Musik vor 1600 - 2017_wise_schellmann
19. Januar 2018, 14:30 Uhr
Adelheid Schellmann M. A.
(Musikwissenschaftliches Institut, Universität Münster)

Zyklische Vertonungen von Petrarcas Mariencanzone (1548–1655)

Die Mariencanzone (»Vergine bella«) ist mit ihren elf Strophen einer der längsten Texte aus Francesco Petrarcas Gedichtband Canzoniere. Beginnend mit Guillaume Dufays Vergene bella gab es mehrere Vertonungen einzelner Canzonenstrophen, bis 1548 Cipriano de Rores zyklische Vertonung erschien, wenn auch zunächst unvollständig. In den folgenden gut hundert Jahren entstanden weitere zyklische Vertonungen, von denen zehn erhalten sind (u.a. von Alfonso Ferrabosco Il Vecchio, Francesco Portinaro, Giovanni Matteo Asola, Giovanni Pierluigi da Palestrina und Ippolito Baccusi). Der Vortrag befasst sich mit der Frage, in welchem Verhältnis diese jüngeren Vertonungen zu dem mutmaßlichen Modell Cipriano de Rores stehen, dessen Kompositionen nach seinem Tode 1565 weiterhin nachgedruckt wurden und für viele jüngere Komponisten Vorbildcharakter hatten.

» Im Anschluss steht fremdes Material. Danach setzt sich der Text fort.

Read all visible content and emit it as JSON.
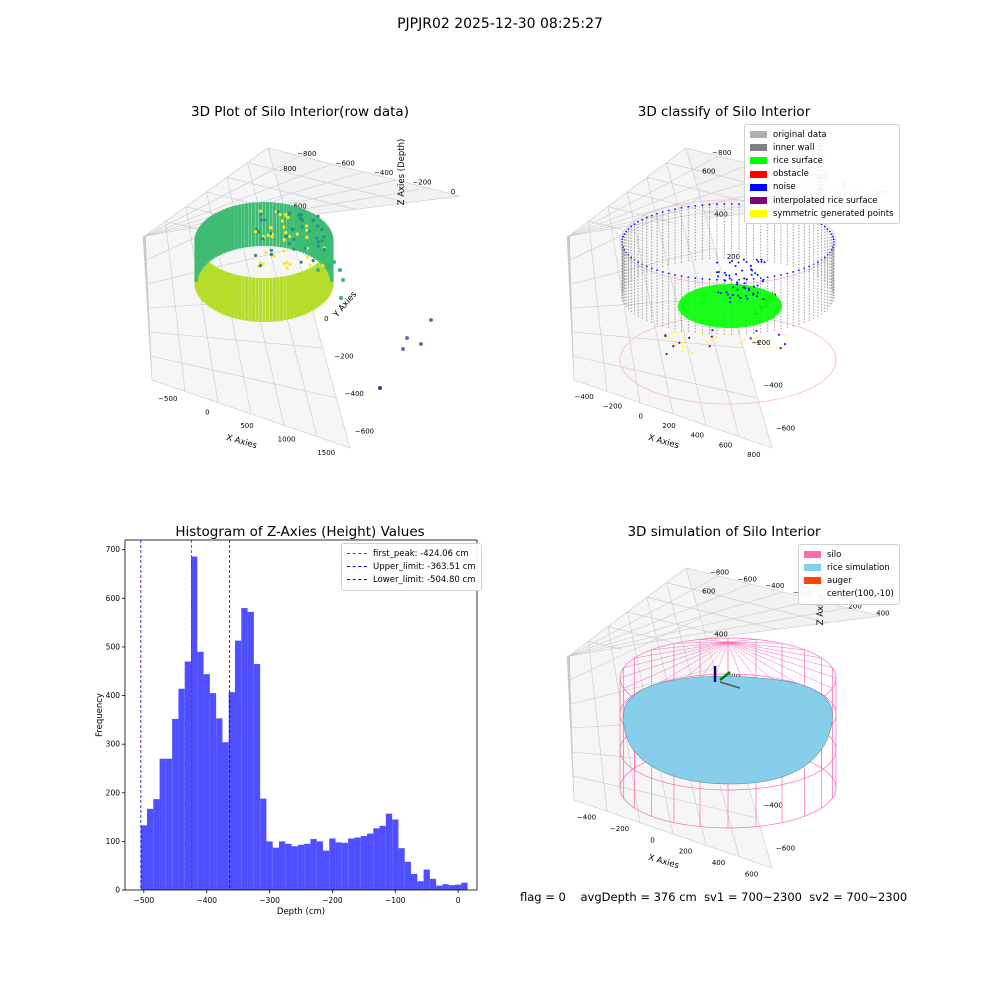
{
  "suptitle": "PJPJR02 2025-12-30 08:25:27",
  "panels": {
    "p1": {
      "title": "3D Plot of Silo Interior(row data)",
      "xlabel": "X Axies",
      "ylabel": "Y Axies",
      "zlabel": "Z Axies (Depth)",
      "xticks": [
        "-500",
        "0",
        "500",
        "1000",
        "1500"
      ],
      "yticks": [
        "-600",
        "-400",
        "-200",
        "0",
        "200",
        "400",
        "600",
        "800"
      ],
      "zticks": [
        "0",
        "-200",
        "-400",
        "-600",
        "-800"
      ]
    },
    "p2": {
      "title": "3D classify of Silo Interior",
      "xlabel": "X Axies",
      "ylabel": "Y Axies",
      "zlabel": "Z Axies (Depth)",
      "xticks": [
        "-400",
        "-200",
        "0",
        "200",
        "400",
        "600",
        "800"
      ],
      "yticks": [
        "-600",
        "-400",
        "-200",
        "0",
        "200",
        "400",
        "600"
      ],
      "zticks": [
        "200",
        "0",
        "-200",
        "-400",
        "-600",
        "-800"
      ],
      "zticks_partial": "00",
      "legend": [
        {
          "label": "original data",
          "color": "#b0b0b0"
        },
        {
          "label": "inner wall",
          "color": "#808080"
        },
        {
          "label": "rice surface",
          "color": "#00ff00"
        },
        {
          "label": "obstacle",
          "color": "#ff0000"
        },
        {
          "label": "noise",
          "color": "#0000ff"
        },
        {
          "label": "interpolated rice surface",
          "color": "#800080"
        },
        {
          "label": "symmetric generated points",
          "color": "#ffff00"
        }
      ]
    },
    "p4": {
      "title": "3D simulation of Silo Interior",
      "xlabel": "X Axies",
      "ylabel": "Y Axies",
      "zlabel": "Z Axies (Depth)",
      "xticks": [
        "-400",
        "-200",
        "0",
        "200",
        "400",
        "600"
      ],
      "yticks": [
        "-600",
        "-400",
        "-200",
        "0",
        "200",
        "400",
        "600"
      ],
      "zticks": [
        "400",
        "200",
        "0",
        "-200",
        "-400",
        "-600",
        "-800"
      ],
      "legend": [
        {
          "label": "silo",
          "color": "#ff69b4"
        },
        {
          "label": "rice simulation",
          "color": "#87ceeb"
        },
        {
          "label": "auger",
          "color": "#ff4500"
        },
        {
          "label": "center(100,-10)",
          "color": ""
        }
      ]
    }
  },
  "chart_data": [
    {
      "type": "heatmap",
      "note_kind": "3d-scatter",
      "title": "3D Plot of Silo Interior(row data)",
      "xlabel": "X Axies",
      "ylabel": "Y Axies",
      "zlabel": "Z Axies (Depth)",
      "xlim": [
        -700,
        1700
      ],
      "ylim": [
        -700,
        900
      ],
      "zlim": [
        -900,
        0
      ]
    },
    {
      "type": "heatmap",
      "note_kind": "3d-scatter",
      "title": "3D classify of Silo Interior",
      "xlabel": "X Axies",
      "ylabel": "Y Axies",
      "zlabel": "Z Axies (Depth)",
      "series": [
        {
          "name": "original data"
        },
        {
          "name": "inner wall"
        },
        {
          "name": "rice surface"
        },
        {
          "name": "obstacle"
        },
        {
          "name": "noise"
        },
        {
          "name": "interpolated rice surface"
        },
        {
          "name": "symmetric generated points"
        }
      ]
    },
    {
      "type": "bar",
      "title": "Histogram of Z-Axies (Height) Values",
      "xlabel": "Depth (cm)",
      "ylabel": "Frequency",
      "xlim": [
        -530,
        30
      ],
      "ylim": [
        0,
        720
      ],
      "bin_start": -505,
      "bin_width": 10,
      "color": "#4040ff",
      "values": [
        133,
        167,
        187,
        270,
        270,
        352,
        414,
        470,
        686,
        490,
        444,
        405,
        353,
        304,
        407,
        513,
        580,
        572,
        465,
        188,
        100,
        87,
        100,
        95,
        90,
        93,
        95,
        105,
        100,
        81,
        106,
        98,
        97,
        106,
        108,
        111,
        116,
        127,
        132,
        157,
        145,
        86,
        58,
        33,
        18,
        42,
        23,
        9,
        12,
        10,
        11,
        15
      ],
      "xticks": [
        -500,
        -400,
        -300,
        -200,
        -100,
        0
      ],
      "yticks": [
        0,
        100,
        200,
        300,
        400,
        500,
        600,
        700
      ],
      "vlines": [
        {
          "name": "first_peak: -424.06 cm",
          "x": -424.06,
          "color": "#ff0000"
        },
        {
          "name": "Upper_limit: -363.51 cm",
          "x": -363.51,
          "color": "#0000cc"
        },
        {
          "name": "Lower_limit: -504.80 cm",
          "x": -504.8,
          "color": "#0000cc"
        }
      ]
    },
    {
      "type": "heatmap",
      "note_kind": "3d-surface",
      "title": "3D simulation of Silo Interior",
      "xlabel": "X Axies",
      "ylabel": "Y Axies",
      "zlabel": "Z Axies (Depth)",
      "series": [
        {
          "name": "silo"
        },
        {
          "name": "rice simulation"
        },
        {
          "name": "auger"
        },
        {
          "name": "center(100,-10)"
        }
      ]
    }
  ],
  "hist": {
    "title": "Histogram of Z-Axies (Height) Values",
    "legend": [
      {
        "label": "first_peak: -424.06 cm",
        "color": "#ff0000"
      },
      {
        "label": "Upper_limit: -363.51 cm",
        "color": "#0000cc"
      },
      {
        "label": "Lower_limit: -504.80 cm",
        "color": "#0000cc"
      }
    ]
  },
  "footer": {
    "flag": "flag = 0",
    "avg": "avgDepth = 376 cm",
    "sv1": "sv1 = 700~2300",
    "sv2": "sv2 = 700~2300"
  }
}
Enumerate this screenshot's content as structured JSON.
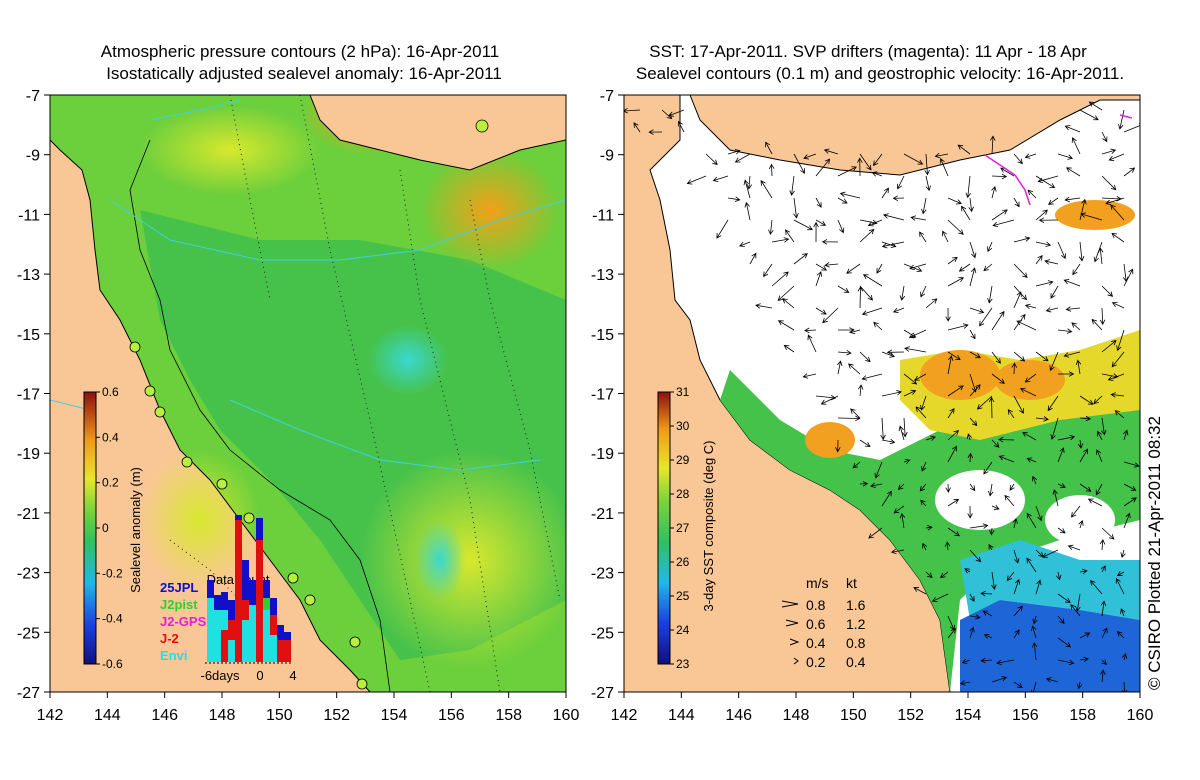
{
  "left_panel": {
    "title_line1": "Atmospheric pressure contours (2 hPa): 16-Apr-2011",
    "title_line2": "Isostatically adjusted sealevel anomaly: 16-Apr-2011",
    "colorbar": {
      "label": "Sealevel anomaly (m)",
      "ticks": [
        "0.6",
        "0.4",
        "0.2",
        "0",
        "-0.2",
        "-0.4",
        "-0.6"
      ],
      "range": [
        -0.6,
        0.6
      ]
    },
    "data_count": {
      "title": "Data count",
      "axis_labels": [
        "-6days",
        "0",
        "4"
      ],
      "missions": [
        {
          "name": "25JPL",
          "color": "#1010c8"
        },
        {
          "name": "J2pist",
          "color": "#30d030"
        },
        {
          "name": "J2-GPS",
          "color": "#e020e0"
        },
        {
          "name": "J-2",
          "color": "#e01010"
        },
        {
          "name": "Envi",
          "color": "#20e0e0"
        }
      ]
    }
  },
  "right_panel": {
    "title_line1": "SST: 17-Apr-2011. SVP drifters (magenta): 11 Apr - 18 Apr",
    "title_line2": "Sealevel contours (0.1 m) and geostrophic velocity: 16-Apr-2011.",
    "colorbar": {
      "label": "3-day SST composite (deg C)",
      "ticks": [
        "31",
        "30",
        "29",
        "28",
        "27",
        "26",
        "25",
        "24",
        "23"
      ],
      "range": [
        23,
        31
      ]
    },
    "velocity_legend": {
      "header_ms": "m/s",
      "header_kt": "kt",
      "rows": [
        {
          "ms": "0.8",
          "kt": "1.6"
        },
        {
          "ms": "0.6",
          "kt": "1.2"
        },
        {
          "ms": "0.4",
          "kt": "0.8"
        },
        {
          "ms": "0.2",
          "kt": "0.4"
        }
      ]
    },
    "credit": "© CSIRO Plotted 21-Apr-2011 08:32"
  },
  "axes": {
    "lat_ticks": [
      "-7",
      "-9",
      "-11",
      "-13",
      "-15",
      "-17",
      "-19",
      "-21",
      "-23",
      "-25",
      "-27"
    ],
    "lon_ticks": [
      "142",
      "144",
      "146",
      "148",
      "150",
      "152",
      "154",
      "156",
      "158",
      "160"
    ],
    "lon_range": [
      142,
      160
    ],
    "lat_range": [
      -27,
      -7
    ]
  },
  "colors": {
    "land": "#f9c795",
    "ocean_green": "#45c24a",
    "ocean_yellow": "#d6e62e",
    "ocean_orange": "#f2a520",
    "ocean_cyan": "#3ad3c3",
    "sst_blue": "#1e66d8",
    "contour_cyan": "#40d0e0"
  }
}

Jeder Komponist, der in der fraglichen Zeit die Mariencanzone vertonte, kannte zum einen mit Sicherheit de Rores Vertonung und musste sich zum anderen daran messen lassen. Gibt es also in den jüngeren Vergine-Zyklen bewusste Bezugnahmen auf de Rore im Sinne einer imitatio und wie lassen sich diese von Stil- und Gattungskonventionen unterscheiden?